Autonomy: It’s kind of like “Fuck You Money,” now.
I have a few friends that simply don’t understand the changes Heather and I are exploring. The more we learn, read, watch, and share experiences with people that are on a similar path, the more we want from life. Today.
Listen, I was the king suburban champion just 5 years ago, walking through brand new $750k houses thinking to myself “One day!” Oh the things a big exit could buy. Toured the Aston Martin dealership, got his card. We’re taught to want more, bigger, better, faster. It’s the north star on the path to success. My dreams were big, and it all centered on FUM: “Fuck You Money.”
“Who wants to come with when I rent out Mugello or Misano for a track day with MogoGP bikes at our disposal? Or take the helicopter for lunch in New Orleans?”
What is FUM? Loosely, it’s never having to answer to anyone for anything about anything. You’ve made so much loot that you can do whatever whenever. You “can’t possibly” run out of the fuel of life… money. It affords a lavish and care free life. FUM’S grand appeal to me, in retrospect, was autonomy. Ok, sure, maybe “lavish” was a nice idea, too.
Let’s look at practical autonomy. The kind of autonomy that doesn’t require 80 hour work weeks for decades to build a unicorn.
First, both Heather and I have crafted incomes that don’t require us to be in a physical space for any extended period of time. For me, maybe that means a meeting here or there as Epic closes larger and larger customers. Heather’s professional life centers around entertainment and Disney travel planning, so at most it’s a trip to a park or learning up close and personal about a newly remodeled Disney cruise line.
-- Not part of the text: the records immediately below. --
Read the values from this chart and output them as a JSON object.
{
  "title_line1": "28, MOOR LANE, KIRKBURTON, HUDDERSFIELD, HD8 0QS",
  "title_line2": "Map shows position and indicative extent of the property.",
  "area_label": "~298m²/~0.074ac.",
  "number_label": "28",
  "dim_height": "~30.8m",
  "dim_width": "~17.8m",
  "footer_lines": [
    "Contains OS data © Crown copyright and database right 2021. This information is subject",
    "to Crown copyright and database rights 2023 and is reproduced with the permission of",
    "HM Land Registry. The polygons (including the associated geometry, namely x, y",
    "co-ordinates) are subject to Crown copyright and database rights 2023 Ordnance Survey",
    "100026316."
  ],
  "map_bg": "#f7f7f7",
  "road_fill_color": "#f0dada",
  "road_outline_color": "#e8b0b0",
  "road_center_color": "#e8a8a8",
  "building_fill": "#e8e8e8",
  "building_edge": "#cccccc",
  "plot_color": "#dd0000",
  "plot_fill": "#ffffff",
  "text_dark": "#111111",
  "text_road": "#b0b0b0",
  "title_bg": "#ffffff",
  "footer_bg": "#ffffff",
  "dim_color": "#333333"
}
Second, a smaller footprint means that we can live in a smaller space, and if you take that to a logical conclusion, it may eventually mean a mobile scenario, or an even smaller permanent space. Today we live in about 1,650 square feet. In Flower Mound, we had 3,500, our largest ever. The goal is to get to a point that we can live in 350 sq. ft., comfortably. Things, when looking through the lens of autonomy, have a strange way of becoming a tether.
Third, with an intentional footprint as small as we’re aiming for, the income we’ll have will go much, much further as compared to traditional American lifestyles: “The American Dream.” Imagine being able to put 75% to 80% of your income into investments, savings, and “entertainment.” How long before your vision of autonomy becomes reality?
This is the path we’re exploring. We’re not looking for permission, we don’t have employers to ask, or schools to clear it with. We don’t have any of the traditional tethers. What we’re building toward is autonomy. You can do this too… and we’re here to pass on what we’ve learned.